There are a bunch of scenes basically nicked from other movies, in particular Spike Jonze’s brilliant Her.
Where the original asked genuinely profound philosophical questions about what it means to be human, this one has some quasi-religious guff about miracles and souls that jars badly with the paranoid, psychological Dickian source material and the post-religious bio-technological world that was presented in the first film.
The world building is terrible.
The world we are shown also doesn’t tie in with the mostly deserted, “kibble” strewn dying earth of the original. That was a place where almost all the able-bodied have left for the off-world colonies and the only remaining animals were manufactured. Despite some kind of second eco-disaster and a tech disaster both fleetingly referred to in the opening crawl (and in Matrix2esque short films on youtube), the world presented here is less dilapidated, more progressive, more organised, etc. than in the original. Fading art -deco has been replaced by Scandinavian design.
The technology is all over the place. Again, that’s hard to talk about without getting into spoilers, but basically the film assumes that flawless AI’s and super functional “normal” robots/drones exist, and then doesn’t in any way address the ramifications of how those facts would impact the whole idea/purpose/issue of replicants, and how and why they are used, and how/why Blade Runners are used to track them down. I think that comes back to a recurring problem ideas being included because someone thought they were “cool” rather than being story/world driven.
There are constant heavy handed and unconvincing analogies beween replicants, and real-world slavery and racism which the film then does nothing to explore.
In some ways it’s a bit like the Force Awakens, another recent reboot that I hated. It’s a technically competent film that heavily references the original, in terms of props, characters and art style. It even features Harrison Ford. It has a plot driven by a series of improbable coincidences and chance discoveries that seems more like an excuse for “cool visuals” than a logical, character driven progression. But whereas the Force Awakens knew exactly what it wanted to be, going unashamedly for a nostalgia-fuelled, international, mass market audience, B2049 falls between stools.

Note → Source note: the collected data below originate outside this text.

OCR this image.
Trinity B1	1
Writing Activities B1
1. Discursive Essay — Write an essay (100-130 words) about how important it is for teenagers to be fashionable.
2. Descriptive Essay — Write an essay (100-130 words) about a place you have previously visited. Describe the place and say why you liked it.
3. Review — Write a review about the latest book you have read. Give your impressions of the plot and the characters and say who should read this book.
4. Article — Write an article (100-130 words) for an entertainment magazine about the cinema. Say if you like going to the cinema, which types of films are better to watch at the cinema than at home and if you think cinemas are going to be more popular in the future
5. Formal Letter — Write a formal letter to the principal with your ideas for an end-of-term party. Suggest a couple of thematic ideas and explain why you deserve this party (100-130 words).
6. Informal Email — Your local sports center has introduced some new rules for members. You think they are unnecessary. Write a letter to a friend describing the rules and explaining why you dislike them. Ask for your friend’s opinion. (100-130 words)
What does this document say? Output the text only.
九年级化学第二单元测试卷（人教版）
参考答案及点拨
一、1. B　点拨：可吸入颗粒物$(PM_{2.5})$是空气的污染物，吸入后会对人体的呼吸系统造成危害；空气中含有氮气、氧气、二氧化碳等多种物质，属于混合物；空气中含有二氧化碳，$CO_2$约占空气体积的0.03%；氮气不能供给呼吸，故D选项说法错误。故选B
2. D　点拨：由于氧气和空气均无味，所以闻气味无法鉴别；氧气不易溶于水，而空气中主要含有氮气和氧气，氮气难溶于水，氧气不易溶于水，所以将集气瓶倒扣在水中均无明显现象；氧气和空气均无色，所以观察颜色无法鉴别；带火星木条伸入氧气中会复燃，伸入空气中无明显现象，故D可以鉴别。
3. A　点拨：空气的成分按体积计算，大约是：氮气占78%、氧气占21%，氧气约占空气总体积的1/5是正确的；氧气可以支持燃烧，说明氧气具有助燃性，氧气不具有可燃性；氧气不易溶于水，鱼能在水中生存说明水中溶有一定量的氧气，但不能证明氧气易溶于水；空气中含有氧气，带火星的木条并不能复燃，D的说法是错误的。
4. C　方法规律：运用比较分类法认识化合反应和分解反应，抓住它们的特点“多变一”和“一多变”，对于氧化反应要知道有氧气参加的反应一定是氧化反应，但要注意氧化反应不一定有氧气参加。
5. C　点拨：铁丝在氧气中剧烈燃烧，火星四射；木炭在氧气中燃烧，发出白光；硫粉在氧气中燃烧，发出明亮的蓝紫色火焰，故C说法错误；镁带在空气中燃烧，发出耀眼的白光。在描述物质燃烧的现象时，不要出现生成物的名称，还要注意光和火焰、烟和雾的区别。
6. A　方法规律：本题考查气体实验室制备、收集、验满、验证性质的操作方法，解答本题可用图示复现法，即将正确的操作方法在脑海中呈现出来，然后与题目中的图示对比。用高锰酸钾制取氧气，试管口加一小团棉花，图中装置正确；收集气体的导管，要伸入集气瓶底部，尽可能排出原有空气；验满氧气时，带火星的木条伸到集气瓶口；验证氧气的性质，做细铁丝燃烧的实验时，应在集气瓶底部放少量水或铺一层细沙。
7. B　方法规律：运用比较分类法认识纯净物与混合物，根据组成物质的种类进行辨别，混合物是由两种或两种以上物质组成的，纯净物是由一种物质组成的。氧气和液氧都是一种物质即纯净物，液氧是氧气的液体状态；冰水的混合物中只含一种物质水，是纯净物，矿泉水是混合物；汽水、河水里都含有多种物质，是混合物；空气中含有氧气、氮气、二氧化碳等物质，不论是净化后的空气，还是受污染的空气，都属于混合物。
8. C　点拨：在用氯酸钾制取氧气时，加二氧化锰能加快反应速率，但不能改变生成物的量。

I feel a lot of people are going to disagree with my negativity on this one. There’s massive hype and hope around this movie, and it is mostly beautiful. Understandably, Blade Runner fans will want to like this movie. but going back to the Force Awakens comparison, after six months have passed, and people have moved through denial and anger stages, the sad reality of how average this film is will sink in.
I went in to this one with mixed expectations. I loved Arrival, the director’s previous foray into SF, but on the other hand I thought that a reboot of Blade Runner was an inherently bad idea. For me, this one failed hard, both as a sequel and as general entertainment.
This review of Blade Runner 2049 (2017) was written by Overpaid on 06 Oct 2017.
Blade Runner 2049 has generally received very positive reviews.